This is the official repository for the following paper:
Foreground Object Search by Distilling Composite Image Feature [arXiv]
Bo Zhang, Jiacheng Sui, Li Niu
Accepted by ICCV 2023.
Our model has been integrated into our image composition toolbox libcom https://github.com/bcmi/libcom. Welcome to visit and try \(^▽^)/
- See requirements.txt for other dependencies.
-
Download Open-Images-v6 trainset from Open Images V6 - Download and unzip them. We recommend that you use FiftyOne to download the Open-Images-v6 dataset. After the dataset is downloaded, the data structure of Open-Images-v6 dataset should be as follows.

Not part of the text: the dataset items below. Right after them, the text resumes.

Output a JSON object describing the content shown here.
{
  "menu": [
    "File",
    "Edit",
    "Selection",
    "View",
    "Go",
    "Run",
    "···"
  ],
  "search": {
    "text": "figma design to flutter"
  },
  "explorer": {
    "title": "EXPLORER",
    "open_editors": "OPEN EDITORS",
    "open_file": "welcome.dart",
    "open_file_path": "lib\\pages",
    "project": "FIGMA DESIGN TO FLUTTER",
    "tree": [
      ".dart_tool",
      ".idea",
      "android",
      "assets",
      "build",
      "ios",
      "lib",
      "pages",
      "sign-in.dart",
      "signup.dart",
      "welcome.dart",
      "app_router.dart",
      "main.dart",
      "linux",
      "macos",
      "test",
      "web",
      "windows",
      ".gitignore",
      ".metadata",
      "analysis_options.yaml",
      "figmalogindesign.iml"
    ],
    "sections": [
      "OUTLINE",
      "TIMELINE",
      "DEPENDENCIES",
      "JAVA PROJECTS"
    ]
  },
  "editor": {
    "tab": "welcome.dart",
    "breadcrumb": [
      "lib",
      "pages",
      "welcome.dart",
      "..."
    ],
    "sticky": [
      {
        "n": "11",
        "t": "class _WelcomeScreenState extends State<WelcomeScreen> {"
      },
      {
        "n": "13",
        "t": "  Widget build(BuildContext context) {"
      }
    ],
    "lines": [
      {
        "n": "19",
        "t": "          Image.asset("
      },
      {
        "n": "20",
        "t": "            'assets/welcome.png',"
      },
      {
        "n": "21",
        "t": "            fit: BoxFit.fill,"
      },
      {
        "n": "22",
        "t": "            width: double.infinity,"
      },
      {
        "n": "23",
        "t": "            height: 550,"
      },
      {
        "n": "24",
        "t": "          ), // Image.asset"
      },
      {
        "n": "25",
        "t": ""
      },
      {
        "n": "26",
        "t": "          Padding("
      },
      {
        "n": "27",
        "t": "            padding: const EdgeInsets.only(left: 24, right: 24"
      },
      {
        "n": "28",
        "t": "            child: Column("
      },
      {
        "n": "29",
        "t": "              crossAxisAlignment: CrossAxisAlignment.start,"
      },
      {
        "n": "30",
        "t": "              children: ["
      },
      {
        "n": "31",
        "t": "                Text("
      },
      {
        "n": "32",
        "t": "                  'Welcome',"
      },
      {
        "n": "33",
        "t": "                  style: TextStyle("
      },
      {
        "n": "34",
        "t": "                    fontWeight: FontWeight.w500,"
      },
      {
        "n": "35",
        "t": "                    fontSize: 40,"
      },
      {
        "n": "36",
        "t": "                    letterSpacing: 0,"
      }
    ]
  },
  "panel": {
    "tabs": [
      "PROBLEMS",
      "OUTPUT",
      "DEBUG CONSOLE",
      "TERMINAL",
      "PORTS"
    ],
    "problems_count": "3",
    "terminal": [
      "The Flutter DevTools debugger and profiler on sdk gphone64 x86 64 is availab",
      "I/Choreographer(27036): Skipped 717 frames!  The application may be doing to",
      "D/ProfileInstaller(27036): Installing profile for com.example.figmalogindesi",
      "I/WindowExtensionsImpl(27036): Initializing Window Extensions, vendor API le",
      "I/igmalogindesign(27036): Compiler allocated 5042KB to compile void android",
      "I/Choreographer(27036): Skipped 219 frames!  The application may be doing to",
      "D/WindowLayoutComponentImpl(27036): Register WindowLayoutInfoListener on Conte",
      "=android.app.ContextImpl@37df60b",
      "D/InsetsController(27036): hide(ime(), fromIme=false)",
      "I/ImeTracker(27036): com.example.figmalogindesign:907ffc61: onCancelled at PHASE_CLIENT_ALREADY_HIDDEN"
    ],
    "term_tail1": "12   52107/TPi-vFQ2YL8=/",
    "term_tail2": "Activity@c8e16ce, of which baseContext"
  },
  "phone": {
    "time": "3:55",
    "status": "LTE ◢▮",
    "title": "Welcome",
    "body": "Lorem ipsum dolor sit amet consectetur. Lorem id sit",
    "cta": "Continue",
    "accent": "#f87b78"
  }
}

Open-Images-v6 ├── metadata ├── train │ ├── data │ │ ├── xxx.jpg │ │ ├── xxx.jpg │ │ ... │ │ │ └── labels │ └── masks │ │ ├── 0 │ │ ├── xxx.png │ │ ├── xxx.png │ │ ... │ │ ├── 1 │ │ ... │ │ │ ├── segmentations.csv │ ...
-
Download S-FOSD annotations, R-FOSD annotations and background images of R-FOSD from Baidu disk (code: 3wvf) and save them to the appropriate location under the
data
directory according to the data structure below. -
Generate backgrounds and foregrounds.
python prepare_data/fetch_data.py --open_images_dir <path/to/open/images>
The data structure is like this:
data
├── metadata
│ ├── classes.csv
│ └── category_embeddings.pkl
├── test
│ ├── bg_set1
│ │ ├── xxx.jpg
│ │ ├── xxx.jpg
│ │ ...
│ │
│ ├── bg_set2
│ │ ├── xxx.jpg
│ │ ├── xxx.jpg
│ │ ...
│ │
│ ├── fg
│ │ ├── xxx.jpg
│ │ ├── xxx.jpg
│ │ ...
│ └── labels
│ └── masks
│ │ ├── 0
│ │ ├── xxx.png
│ │ ├── xxx.png
│ │ ...
│ │ ├── 1
│ │ ...
│ │
│ ├── test_set1.json
│ ├── test_set2.json
│ └── segmentations.csv
│
└── train
├── bg
│ ├── xxx.jpg
│ ├── xxx.jpg
│ ...
│
├── fg
│ ├── xxx.jpg
│ ├── xxx.jpg
│ ...
│
└── labels
└── masks
│ ├── 0
│ ├── xxx.png
│ ├── xxx.png
│ ...
│ ├── 1
│ ...
│
├── train_sfosd.json
├── train_rfosd.json
├── category.json
├── number_per_category.csv
└── segmentations.csv
We provide the checkpoint (Baidu disk code: 7793) for the evaluation on S-FOSD dataset and checkpoint (Baidu disk code: 6kme) for testing on R-FOSD dataset. By default, we assume that the pretrained model is downloaded and saved to the directory checkpoints
.
python evaluate/evaluate.py --testOnSet1
python evaluate/evaluate.py --testOnSet2
The evaluation results will be stored to the directory eval_results
.
If you want to save top 20 results on R-FOSD, add --saveTop20
parameter. The top 20 results on R-FOSD will be stored to the directory top20
by default.
If you want to save the model's prediction scores on R-FOSD, add --saveScores
parameter. The model scores on R-FOSD will be stored to the directory model_scores
by default.
Please download the pretrained teacher models from Baidu disk (code: 40a5) and save the model to directory checkpoints/teacher
.
To train a new sfosd model, you can simply run:
.train/train_sfosd.sh
Similarly, train a new rfosd model by:
.train/train_rfosd.sh
Our model can be used to evaluate the compatibility between foreground and background in terms of geometry and semantics.
To launch the demo, you can run:
python demo/demo_ui.py
Here are three steps you can take to get a compatibility score for the foreground and the background.
-
Upload a background image in the left box of the first row
-
Click the left-top point and the right-bottom point of the bounding box in the right box of the first row
-
Upload a foreground image in the left box of the second row, then click 'run' button.
Both background and foreground images of S-FOSD belong to Open-Images. The background images of R-FOSD are collected from Internet and are licensed under a Creative Commons Attribution 4.0 License.